First, the financial subsidiary was called Alibaba e-Commerce, then Ant Small and Micro Financial Services, and finally just Ant Group, which has long been much more than a payment processor.
Ant Financial is the most important sales channel for financial products in China, providing consumer loans that can be booked on the smartphone in no time. Ant Financial also manages loans for small and medium businesses. This is attractive to all those entrepreneurs who do not get money from state banks.
The gap in the market
China’s big money houses are not actually real banks – state pawnshops at best. The authorities inform the institutes exactly how much they can lend each month. Therefore, in order not to get into trouble and to keep administrative costs as low as possible, many banks prefer to grant their loans to state-owned companies. This takes a lot of money at once, and if necessary, the state is liable anyway.
The middle class, the true backbone of the Chinese economy, on the other hand, hardly receives any loans and sometimes has to refinance with shady shadow banks that charge significantly more interest. Ant Financial now makes 5 percent of all loans to midsize businesses. The market share of consumer loans is 15 percent.

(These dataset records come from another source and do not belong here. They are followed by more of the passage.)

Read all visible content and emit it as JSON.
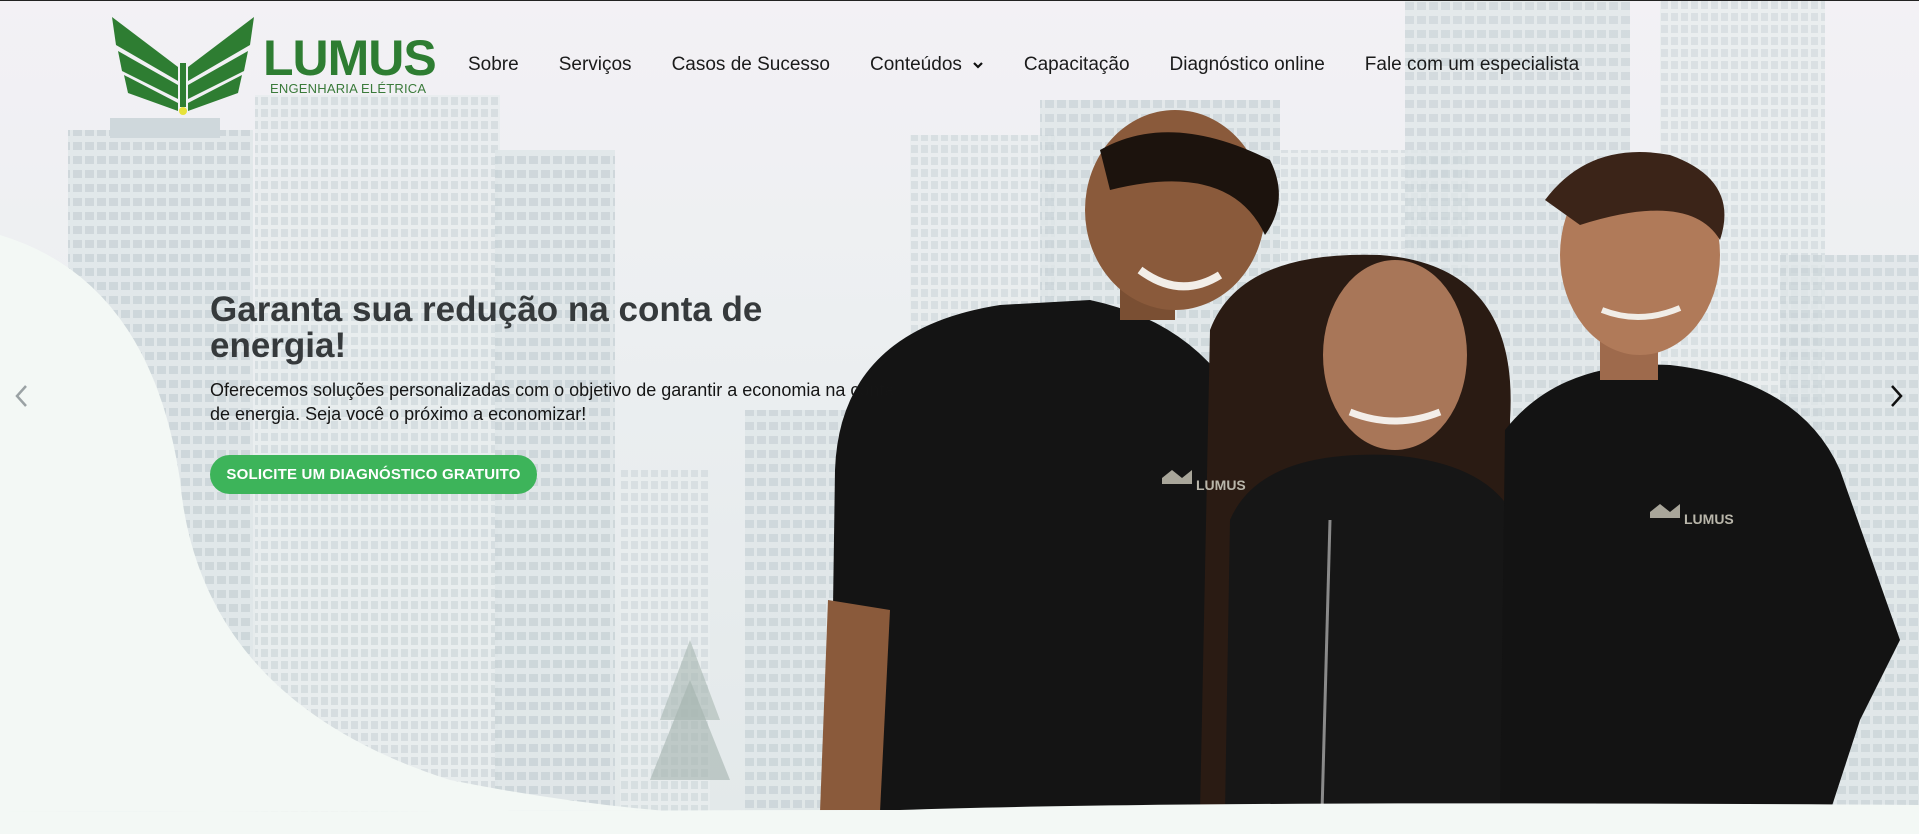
{
  "brand": {
    "name": "LUMUS",
    "tagline": "ENGENHARIA ELÉTRICA",
    "logo_icon": "book-wings-logo-icon",
    "shirt_logo_text": "LUMUS"
  },
  "nav": {
    "items": [
      {
        "label": "Sobre"
      },
      {
        "label": "Serviços"
      },
      {
        "label": "Casos de Sucesso"
      },
      {
        "label": "Conteúdos",
        "icon": "chevron-down-icon"
      },
      {
        "label": "Capacitação"
      },
      {
        "label": "Diagnóstico online"
      },
      {
        "label": "Fale com um especialista"
      }
    ]
  },
  "hero": {
    "headline": "Garanta sua redução na conta de energia!",
    "subtitle": "Oferecemos soluções personalizadas com o objetivo de garantir a economia na conta de energia. Seja você o próximo a economizar!",
    "cta_label": "SOLICITE UM DIAGNÓSTICO GRATUITO",
    "prev_icon": "chevron-left-icon",
    "next_icon": "chevron-right-icon"
  },
  "colors": {
    "brand_green": "#2e7d32",
    "cta_green": "#3db45a",
    "headline": "#363a3c"
  }
}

Tight controls on Chinese capital prevent Ant Financial from gaining a foothold around the world.
Parent company Alibaba had chosen the New York technology exchange in 2014 for its own initial listing. Meanwhile, however, relations between the People’s Republic and the United States have deteriorated dramatically. That should be a major reason why Ant Financial is not listed on Wall Street, but in Hong Kong and Shanghai.
Otherwise, Ant Financial’s business is heavily focused on China. Here and there you can pay abroad with Alipay, but this offer is mainly aimed at Chinese tourists. Tight controls on Chinese capital prevent Ant Financial from gaining a foothold around the world. According to the law, each citizen can only import or export the equivalent of $ 50,000 a year. There is great fear in the apparatus that large sums of money will leave the country and the economy will lose its liquidity.